L’influence économique et politique croissante de la Chine constituera un autre problème qui mettra à rude épreuve les relations toujours compliquées avec Washington. Il ne s’agit pas seulement d’une question commerciale, mais d’une question géopolitique de grande importance.

Le projet d’infrastructure « Train Maya » (Tren Maya) d’Amlo favorisera non seulement le développement économique et social du sud-est mexicain, mais constituera également un élément clé dans la transformation de l’isthme de Tehuantepec en un nouveau passage bi-océanique entre l’Atlantique – à travers la mer des Caraïbes et le Pacifique. Avec une largeur de seulement 200 kilomètres, il constitue l’alternative la plus intéressante pour faciliter le trafic de marchandises est-ouest, ce qui mettrait le canal de Panama, de facto contrôlé par Washington, dans d’énormes difficultés. La Chine a tout intérêt à promouvoir cette initiative, qui conduit inévitablement à une collision avec le gouvernement américain.

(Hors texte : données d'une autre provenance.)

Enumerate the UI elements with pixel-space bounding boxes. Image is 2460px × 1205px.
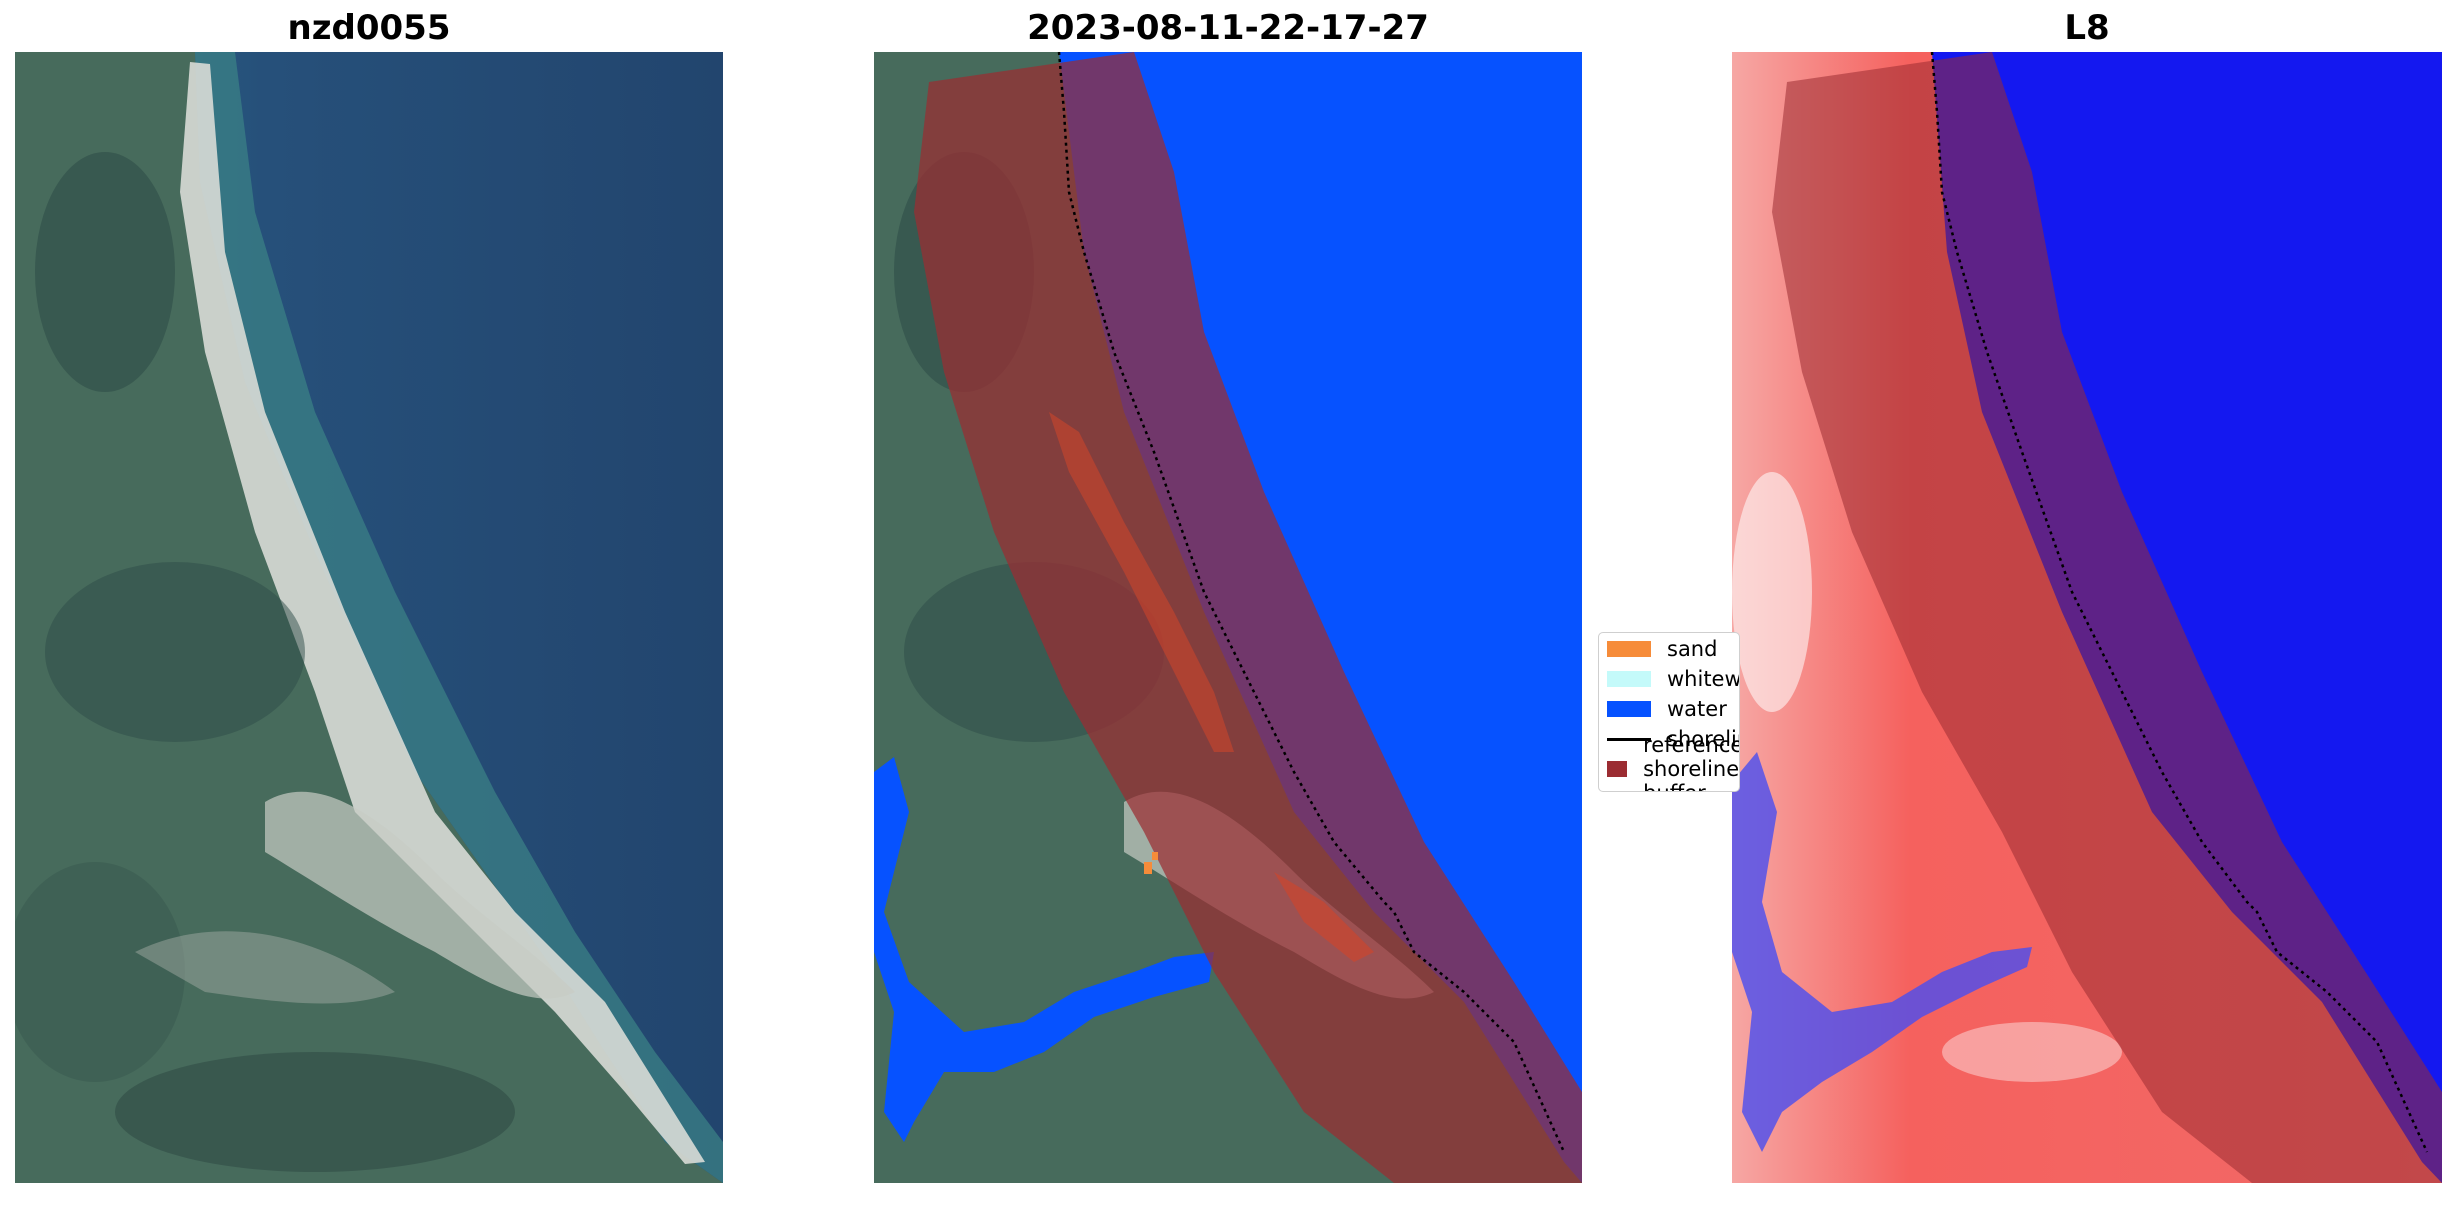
- panel-title-classification: 2023-08-11-22-17-27: [1027, 8, 1429, 48]
- legend-label-sand: sand: [1667, 637, 1718, 661]
- sand-swatch: [1607, 641, 1651, 657]
- legend: sand whitewater water shoreline referenc…: [1598, 632, 1740, 792]
- legend-item-shoreline: shoreline: [1607, 725, 1739, 753]
- index-image: [1732, 52, 2442, 1183]
- legend-label-shoreline: shoreline: [1667, 727, 1739, 751]
- legend-label-whitewater: whitewater: [1667, 667, 1740, 691]
- rgb-satellite-image: [15, 52, 723, 1183]
- legend-item-sand: sand: [1607, 635, 1717, 663]
- legend-label-water: water: [1667, 697, 1727, 721]
- whitewater-swatch: [1607, 671, 1651, 687]
- water-swatch: [1607, 701, 1651, 717]
- panel-title-index: L8: [2064, 8, 2110, 48]
- legend-item-reference: reference shoreline buffer: [1607, 733, 1739, 791]
- panel-title-rgb: nzd0055: [287, 8, 451, 48]
- legend-label-reference: reference shoreline buffer: [1643, 733, 1740, 791]
- legend-item-water: water: [1607, 695, 1727, 723]
- reference-buffer-swatch: [1607, 761, 1628, 777]
- classification-image: [874, 52, 1582, 1183]
- shoreline-line-icon: [1607, 737, 1651, 741]
- legend-item-whitewater: whitewater: [1607, 665, 1740, 693]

D’autres questions figurent à l’agenda de la politique étrangère du Mexique, comme son profond respect pour l’autodétermination nationale, son soutien au multilatéralisme et, bien sûr, le multipolarisme qui prévaudra dans le système international. Jusqu’à présent, il n’a pas été question d’une adhésion du Mexique au groupe Brics, ce qui équivaudrait à déclarer la guerre à Washington – mais la question demeure.

Bref, Sheinbaum sera confronté à toutes sortes de défis, tant au niveau national qu’international. Mais c’est une personne très intelligente, dotée d’une solide expérience politique et d’une longue expérience dans l’administration publique.

Et surtout, c’est une femme de convictions fortes qui ne se laissera pas intimider par ceux qui sont au pouvoir : la ploutocratie mexicaine et ses maîtres américains. Ils ne purent vaincre Amlo, qui leur enleva nombre de leurs privilèges et mit fin au pillage qu’ils effectuaient depuis plus d’un siècle. Ils ne parviendront pas non plus à vaincre Claudia Sheinbaum, et c’est une bonne nouvelle pour le Mexique et toute l’Amérique latine.